Friday, October 24, 2008

Business VoIP .... Good Or Bad??

Here's an exchange with a business considering VoIP ......

Quote: "What should I like about VoIP"

Answer: VoIP is still a cutting edge technology that still requires some maturing, however in saying that it has come a long way. Its benefits now far out way the risks, and with a correctly deployed and proper architectural network (e.g. T1 or DS3 Bandwidth ), VoIP can be a positive service to a growing business especially when it helps them to expand without increasing operating costs.

Quote: "is IP a best effort delivery technology and is QoS inherent"

Answer: I would like to think that VoIP has emerged out of the "Best Efforts" category now, and has advanced to a best delivered technology category, again VoIP still has to mature more, but when properly delivered and where QoS is implemented End-to-End both internally and externally it can be a great bonus to home and business users alike.

Quote: "Mostly it is acceptable, but more often than not landline quality is less"

Answer: Again this is dependent on how you design the network and deploy it, in some live deployments VoIP has proven to be more successful and more functional and a standard POTS service and csn even extend beyond that of an ISDN service, but this is still heavily reliant on the properly designed deployment.
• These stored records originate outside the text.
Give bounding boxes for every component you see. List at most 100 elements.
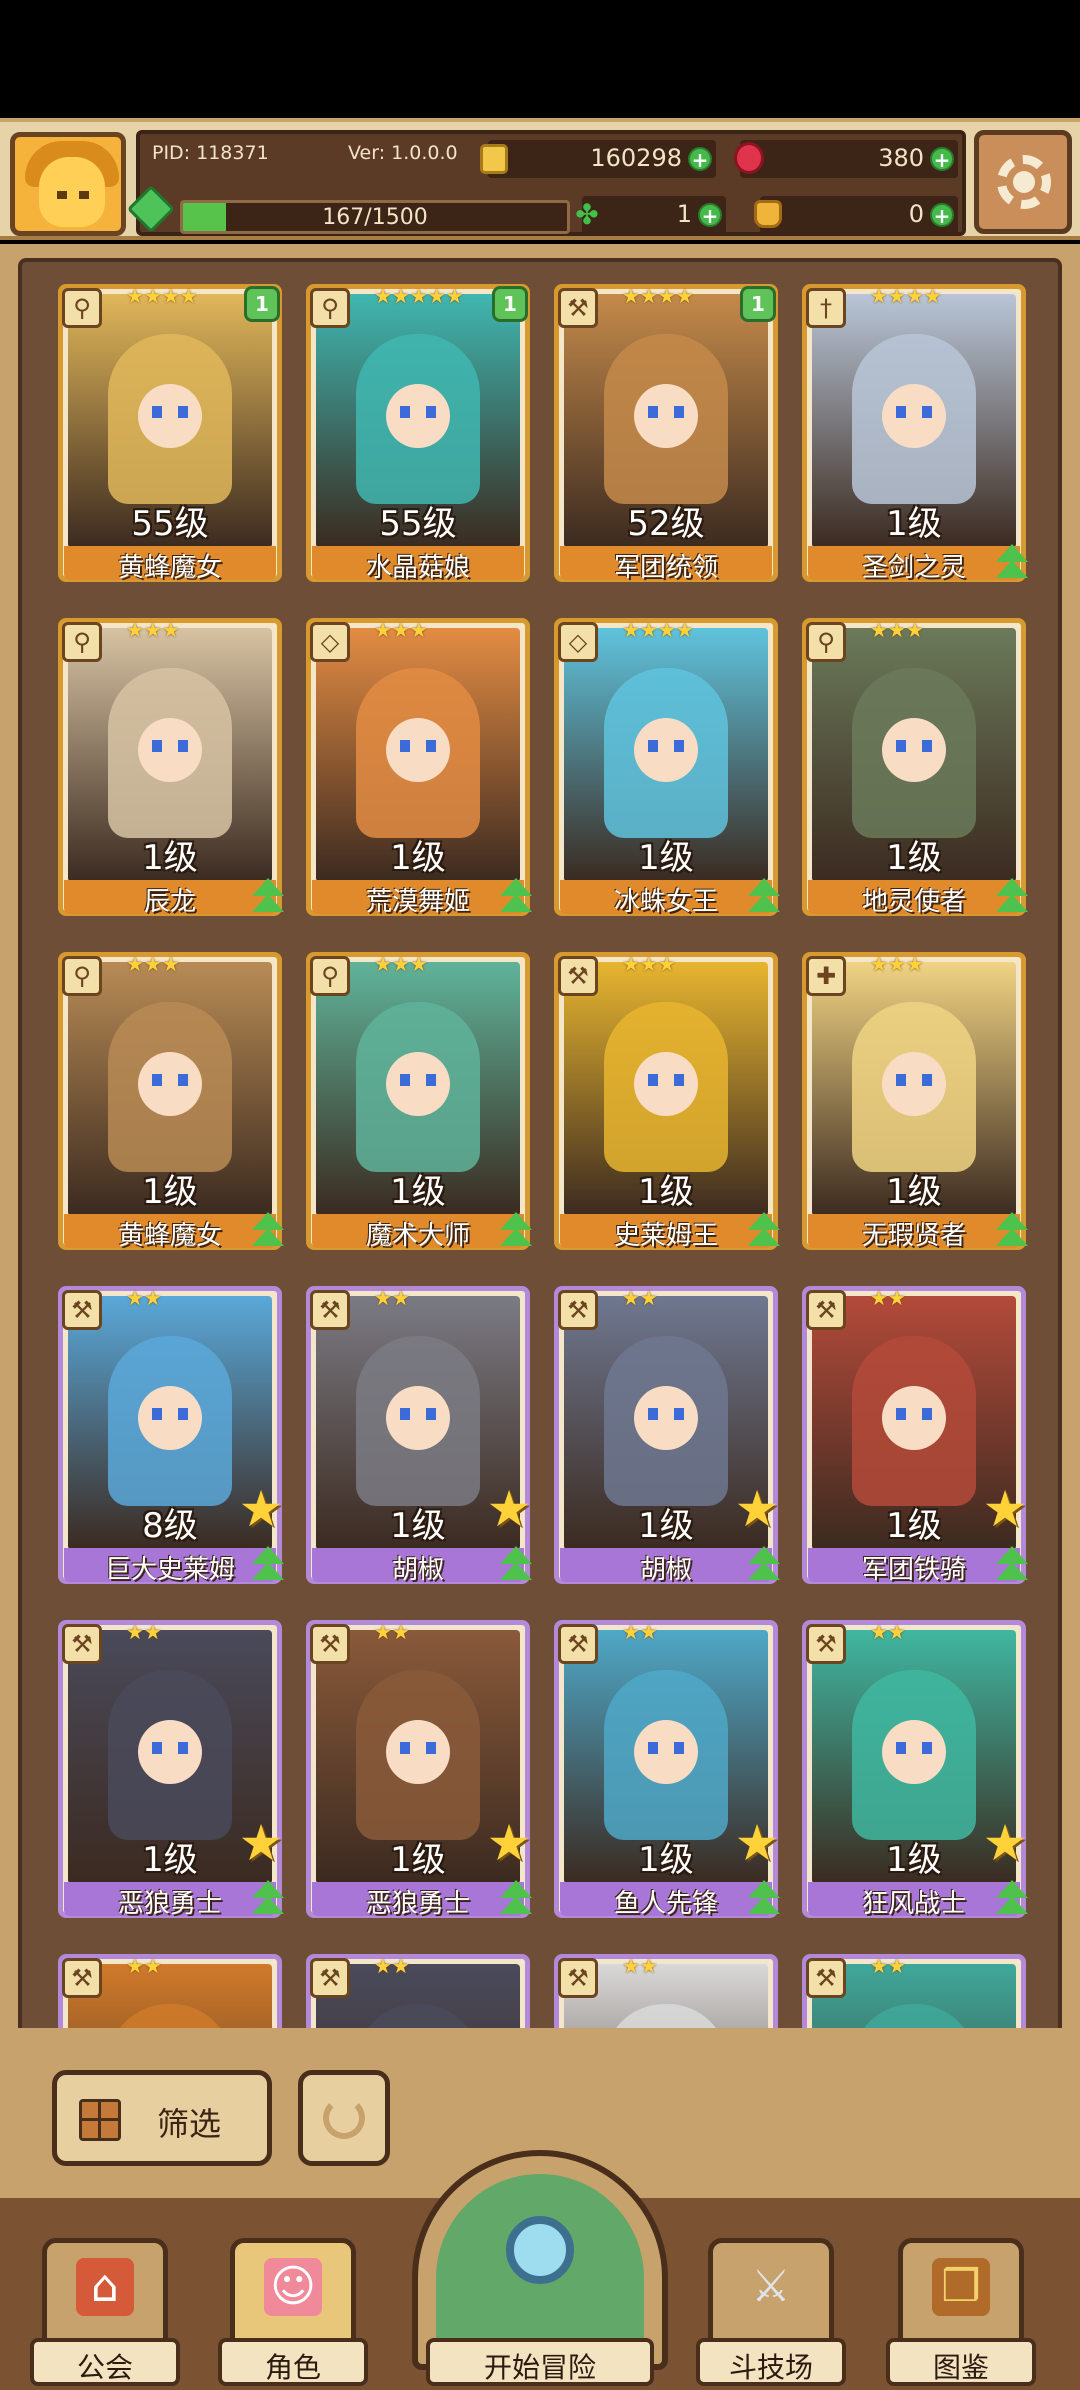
character-eye [400, 1742, 410, 1754]
bag-counter: 0 + [754, 196, 958, 234]
character-card[interactable]: ⚒ ★★ 1级 ★ 胡椒 [306, 1286, 532, 1585]
character-card[interactable]: ⚲ ★★★★★ 1 55级 水晶菇娘 [306, 284, 530, 583]
character-card[interactable]: ◇ ★★★★ 1级冰蛛女王 [554, 618, 780, 917]
bottom-nav: ⌂ 公会 ☺ 角色 开始冒险 ⚔ 斗技场 ❒ 图鉴 [0, 2150, 1080, 2390]
name-bar: 辰龙 [64, 880, 276, 917]
character-eye [896, 1074, 906, 1086]
name-bar: 狂风战士 [808, 1882, 1020, 1919]
character-eye [152, 1074, 162, 1086]
character-level: 1级 [638, 838, 694, 878]
character-card[interactable]: ⚒ ★★ 1级 ★ 狂风战士 [802, 1620, 1028, 1919]
character-level: 1级 [142, 838, 198, 878]
character-level: 55级 [379, 504, 457, 544]
player-avatar[interactable] [10, 132, 126, 236]
exp-bar: 167/1500 [180, 200, 570, 234]
character-name: 冰蛛女王 [613, 887, 718, 917]
axe-icon: ⚒ [806, 1624, 846, 1664]
nav-arena[interactable]: ⚔ 斗技场 [696, 2238, 846, 2388]
settings-button[interactable] [974, 130, 1072, 234]
character-card[interactable]: ⚲ ★★★ 1级 地灵使者 [802, 618, 1028, 917]
character-card[interactable]: ⚲ ★★★ 1级 黄蜂魔女 [58, 952, 284, 1251]
refresh-icon [323, 2097, 365, 2139]
ruby-counter: 380 + [734, 140, 958, 178]
axe-icon: ⚒ [558, 956, 598, 996]
character-eye [896, 1408, 906, 1420]
star-rating: ★★★★ [622, 618, 694, 642]
clover-counter: ✤ 1 + [575, 196, 726, 234]
character-face [634, 718, 698, 782]
character-name: 巨大史莱姆 [104, 1555, 235, 1585]
character-card[interactable]: ⚒ ★★ 1级 ★ 胡椒 [554, 1286, 780, 1585]
star-rating: ★★★★ [622, 284, 694, 308]
name-bar: 无瑕贤者 [808, 1214, 1020, 1251]
character-face [386, 384, 450, 448]
nav-guild[interactable]: ⌂ 公会 [30, 2238, 180, 2388]
dagger-icon: ◇ [558, 622, 598, 662]
nav-role[interactable]: ☺ 角色 [218, 2238, 368, 2388]
star-rating: ★★ [126, 1954, 162, 1978]
character-face [882, 718, 946, 782]
character-card[interactable]: ⚒ ★★★★ 1 52级 军团统领 [554, 284, 778, 583]
upgrade-arrow-icon [494, 1544, 538, 1588]
axe-icon: ⚒ [310, 1958, 350, 1998]
staff-icon: ⚲ [806, 622, 846, 662]
character-eye [152, 406, 162, 418]
add-clover-button[interactable]: + [698, 203, 722, 228]
add-ruby-button[interactable]: + [930, 147, 954, 172]
top-header: PID: 118371 Ver: 1.0.0.0 160298 + 380 + … [0, 118, 1080, 240]
upgrade-arrow-icon [990, 876, 1034, 920]
gold-value: 160298 [590, 144, 682, 172]
character-card[interactable]: ⚒ ★★ 8级 ★ 巨大史莱姆 [58, 1286, 284, 1585]
character-grid[interactable]: ⚲ ★★★★ 1 55级 黄蜂魔女 ⚲ ★★★★★ 1 55级 水晶菇娘 ⚒ ★★★★ 1 52级 军团统领… [22, 262, 1058, 2040]
character-card[interactable]: ⚲ ★★★★ 1 55级 黄蜂魔女 [58, 284, 282, 583]
character-card[interactable]: ⚲ ★★★ 1级 魔术大师 [306, 952, 532, 1251]
refresh-button[interactable] [298, 2070, 390, 2166]
character-name: 恶狼勇士 [117, 1889, 222, 1919]
character-face [634, 384, 698, 448]
character-card[interactable]: ◇ ★★★ 1级 荒漠舞姬 [306, 618, 532, 917]
filter-label: 筛选 [157, 2105, 222, 2143]
game-version: Ver: 1.0.0.0 [348, 142, 458, 164]
game-screen: PID: 118371 Ver: 1.0.0.0 160298 + 380 + … [0, 0, 1080, 2390]
nav-codex[interactable]: ❒ 图鉴 [886, 2238, 1036, 2388]
avatar-eye [79, 191, 89, 199]
star-upgrade-icon: ★ [982, 1814, 1028, 1872]
character-card[interactable]: ⚒ ★★★ 1级 史莱姆王 [554, 952, 780, 1251]
character-eye [400, 740, 410, 752]
name-bar: 胡椒 [312, 1548, 524, 1585]
nav-codex-label-bar: 图鉴 [886, 2338, 1036, 2386]
character-card[interactable]: ⚒ ★★ 1级 ★ 恶狼勇士 [306, 1620, 532, 1919]
name-bar: 荒漠舞姬 [312, 880, 524, 917]
name-bar: 恶狼勇士 [312, 1882, 524, 1919]
character-name: 黄蜂魔女 [117, 553, 222, 583]
character-name: 史莱姆王 [613, 1221, 718, 1251]
character-level: 52级 [627, 504, 705, 544]
add-bag-button[interactable]: + [930, 203, 954, 228]
character-name: 无瑕贤者 [861, 1221, 966, 1251]
name-bar: 胡椒 [560, 1548, 772, 1585]
character-card[interactable]: ⚲ ★★★ 1级 辰龙 [58, 618, 284, 917]
character-eye [178, 1074, 188, 1086]
star-upgrade-icon: ★ [734, 1814, 780, 1872]
character-card[interactable]: ⚒ ★★ 1级 ★ 鱼人先锋 [554, 1620, 780, 1919]
filter-button[interactable]: 筛选 [52, 2070, 272, 2166]
character-face [882, 1052, 946, 1116]
character-eye [922, 740, 932, 752]
character-level: 55级 [131, 504, 209, 544]
character-card[interactable]: ✚ ★★★ 1级 无瑕贤者 [802, 952, 1028, 1251]
star-rating: ★★ [126, 1620, 162, 1644]
gear-hub [1013, 171, 1035, 193]
character-face [634, 1386, 698, 1450]
character-eye [648, 1408, 658, 1420]
guild-house-icon: ⌂ [76, 2258, 134, 2316]
character-card[interactable]: ⚒ ★★ 1级 ★ 恶狼勇士 [58, 1620, 284, 1919]
add-gold-button[interactable]: + [688, 147, 712, 172]
axe-icon: ⚒ [558, 1624, 598, 1664]
nav-adventure[interactable]: 开始冒险 [412, 2150, 668, 2390]
character-eye [648, 740, 658, 752]
axe-icon: ⚒ [310, 1290, 350, 1330]
character-eye [152, 1742, 162, 1754]
character-card[interactable]: † ★★★★ 1级 圣剑之灵 [802, 284, 1028, 583]
character-card[interactable]: ⚒ ★★ 1级 ★ 军团铁骑 [802, 1286, 1028, 1585]
axe-icon: ⚒ [558, 1290, 598, 1330]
Currently, I've a collegue working with the Cisco UC500 series Telephony kit. And I must say Cisco has not only produced a fine kit, but they have also made VoIP for businesses more accessible and cost effective.

When good equipment, deployment designs and cost savings are measured up against the advanced features one can gain from a VoIP deployment, the realization of the technology can be seen to is full measure.
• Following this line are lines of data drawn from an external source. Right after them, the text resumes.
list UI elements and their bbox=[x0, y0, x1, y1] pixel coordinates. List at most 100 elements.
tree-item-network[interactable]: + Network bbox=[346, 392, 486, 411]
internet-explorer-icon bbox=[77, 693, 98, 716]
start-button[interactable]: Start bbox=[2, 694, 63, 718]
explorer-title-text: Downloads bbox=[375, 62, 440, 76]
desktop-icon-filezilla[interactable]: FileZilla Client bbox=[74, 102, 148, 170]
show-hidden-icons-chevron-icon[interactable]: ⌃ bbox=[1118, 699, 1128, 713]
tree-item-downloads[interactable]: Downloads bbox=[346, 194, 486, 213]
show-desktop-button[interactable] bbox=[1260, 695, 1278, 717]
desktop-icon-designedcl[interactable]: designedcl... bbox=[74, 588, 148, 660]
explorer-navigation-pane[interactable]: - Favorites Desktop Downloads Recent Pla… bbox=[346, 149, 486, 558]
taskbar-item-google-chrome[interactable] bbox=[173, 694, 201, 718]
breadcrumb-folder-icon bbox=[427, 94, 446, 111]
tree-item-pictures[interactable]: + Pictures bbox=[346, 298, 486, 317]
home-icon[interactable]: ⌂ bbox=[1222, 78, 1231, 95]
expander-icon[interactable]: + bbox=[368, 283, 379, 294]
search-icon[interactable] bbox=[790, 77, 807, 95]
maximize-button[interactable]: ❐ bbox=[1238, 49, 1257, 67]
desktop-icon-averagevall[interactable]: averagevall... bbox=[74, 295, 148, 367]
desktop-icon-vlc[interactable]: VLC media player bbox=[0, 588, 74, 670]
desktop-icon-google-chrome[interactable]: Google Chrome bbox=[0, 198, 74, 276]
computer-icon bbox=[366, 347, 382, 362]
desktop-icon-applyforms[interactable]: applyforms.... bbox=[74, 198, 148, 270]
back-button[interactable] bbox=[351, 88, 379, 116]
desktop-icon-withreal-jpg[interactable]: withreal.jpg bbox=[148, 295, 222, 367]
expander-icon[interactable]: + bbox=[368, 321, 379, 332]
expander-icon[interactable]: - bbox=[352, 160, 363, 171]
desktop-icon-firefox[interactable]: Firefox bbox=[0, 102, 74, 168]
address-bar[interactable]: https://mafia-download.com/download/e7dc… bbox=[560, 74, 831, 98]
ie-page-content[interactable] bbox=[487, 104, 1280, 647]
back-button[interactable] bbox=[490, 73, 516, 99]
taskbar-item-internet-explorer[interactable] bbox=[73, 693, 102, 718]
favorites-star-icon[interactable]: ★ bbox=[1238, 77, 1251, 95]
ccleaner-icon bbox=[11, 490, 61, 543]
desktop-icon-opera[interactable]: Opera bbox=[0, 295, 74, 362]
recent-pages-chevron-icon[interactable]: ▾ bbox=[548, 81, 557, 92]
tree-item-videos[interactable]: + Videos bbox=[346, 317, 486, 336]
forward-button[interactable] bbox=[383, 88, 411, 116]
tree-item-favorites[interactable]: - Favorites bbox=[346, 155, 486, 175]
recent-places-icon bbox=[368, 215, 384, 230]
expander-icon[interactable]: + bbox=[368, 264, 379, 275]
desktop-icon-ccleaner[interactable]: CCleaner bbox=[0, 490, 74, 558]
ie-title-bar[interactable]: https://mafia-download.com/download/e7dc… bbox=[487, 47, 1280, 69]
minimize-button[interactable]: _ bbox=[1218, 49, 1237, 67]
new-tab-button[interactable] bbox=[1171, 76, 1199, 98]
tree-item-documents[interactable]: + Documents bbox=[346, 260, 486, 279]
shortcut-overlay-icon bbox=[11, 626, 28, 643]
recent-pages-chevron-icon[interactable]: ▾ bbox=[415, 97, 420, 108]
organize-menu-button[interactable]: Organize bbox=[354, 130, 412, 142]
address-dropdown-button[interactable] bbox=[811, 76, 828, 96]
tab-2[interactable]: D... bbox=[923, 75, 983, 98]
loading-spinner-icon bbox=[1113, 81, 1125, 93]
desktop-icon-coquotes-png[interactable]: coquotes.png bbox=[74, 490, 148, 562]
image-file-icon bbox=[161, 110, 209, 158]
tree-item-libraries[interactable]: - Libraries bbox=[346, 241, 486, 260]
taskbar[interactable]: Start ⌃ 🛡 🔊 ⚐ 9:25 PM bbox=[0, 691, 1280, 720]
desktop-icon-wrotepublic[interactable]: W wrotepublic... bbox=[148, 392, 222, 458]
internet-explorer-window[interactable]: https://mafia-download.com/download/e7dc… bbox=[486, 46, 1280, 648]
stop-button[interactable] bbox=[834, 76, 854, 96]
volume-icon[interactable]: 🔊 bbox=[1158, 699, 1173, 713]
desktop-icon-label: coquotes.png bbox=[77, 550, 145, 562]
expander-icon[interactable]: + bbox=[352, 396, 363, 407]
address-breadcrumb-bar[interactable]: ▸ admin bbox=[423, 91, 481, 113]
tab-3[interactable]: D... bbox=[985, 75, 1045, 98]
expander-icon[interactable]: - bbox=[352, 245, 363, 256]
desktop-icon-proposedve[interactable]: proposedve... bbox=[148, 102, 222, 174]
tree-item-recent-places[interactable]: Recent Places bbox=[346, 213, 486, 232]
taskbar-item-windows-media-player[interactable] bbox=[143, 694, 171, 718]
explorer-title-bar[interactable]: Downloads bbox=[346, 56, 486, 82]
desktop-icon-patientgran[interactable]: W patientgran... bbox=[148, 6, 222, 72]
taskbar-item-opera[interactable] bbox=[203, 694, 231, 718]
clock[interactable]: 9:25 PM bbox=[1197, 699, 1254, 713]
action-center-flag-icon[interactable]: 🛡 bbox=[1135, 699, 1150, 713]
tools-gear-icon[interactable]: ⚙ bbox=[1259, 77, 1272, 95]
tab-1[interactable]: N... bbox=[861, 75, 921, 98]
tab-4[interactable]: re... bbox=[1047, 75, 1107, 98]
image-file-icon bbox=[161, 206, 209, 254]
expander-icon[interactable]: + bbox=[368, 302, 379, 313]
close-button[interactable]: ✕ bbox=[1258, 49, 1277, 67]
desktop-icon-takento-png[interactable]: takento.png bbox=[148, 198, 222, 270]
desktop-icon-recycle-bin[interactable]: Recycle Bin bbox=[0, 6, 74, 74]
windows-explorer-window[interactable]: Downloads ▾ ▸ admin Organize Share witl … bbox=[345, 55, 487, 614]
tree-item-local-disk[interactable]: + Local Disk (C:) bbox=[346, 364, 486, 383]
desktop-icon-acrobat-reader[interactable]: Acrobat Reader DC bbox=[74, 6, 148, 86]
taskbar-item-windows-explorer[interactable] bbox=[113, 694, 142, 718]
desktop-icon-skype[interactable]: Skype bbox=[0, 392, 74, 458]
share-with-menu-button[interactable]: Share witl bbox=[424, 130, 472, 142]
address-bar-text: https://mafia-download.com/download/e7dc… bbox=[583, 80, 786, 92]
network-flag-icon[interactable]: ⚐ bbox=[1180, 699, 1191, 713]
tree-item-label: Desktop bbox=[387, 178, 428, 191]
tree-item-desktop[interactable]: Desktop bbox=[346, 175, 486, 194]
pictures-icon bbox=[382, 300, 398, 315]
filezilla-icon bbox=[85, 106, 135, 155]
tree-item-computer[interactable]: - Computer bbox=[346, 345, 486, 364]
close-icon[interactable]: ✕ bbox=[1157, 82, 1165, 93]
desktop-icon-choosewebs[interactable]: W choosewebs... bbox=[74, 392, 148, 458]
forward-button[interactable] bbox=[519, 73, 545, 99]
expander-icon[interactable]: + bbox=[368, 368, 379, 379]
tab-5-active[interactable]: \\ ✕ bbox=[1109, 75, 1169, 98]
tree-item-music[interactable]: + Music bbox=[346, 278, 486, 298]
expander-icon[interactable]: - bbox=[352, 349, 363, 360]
However in saying all of the above, it still makes good practical sense to provide some redundancies to any VoIP deployment, such as a fail over PSTN or ISDN on-ramp 2 service, purely for when service go down, quick fail over can be achieved, in this case scenario you are ensuring that the deployed services are still able to push out the advanced features of VoIP but also retain some form of security to that party.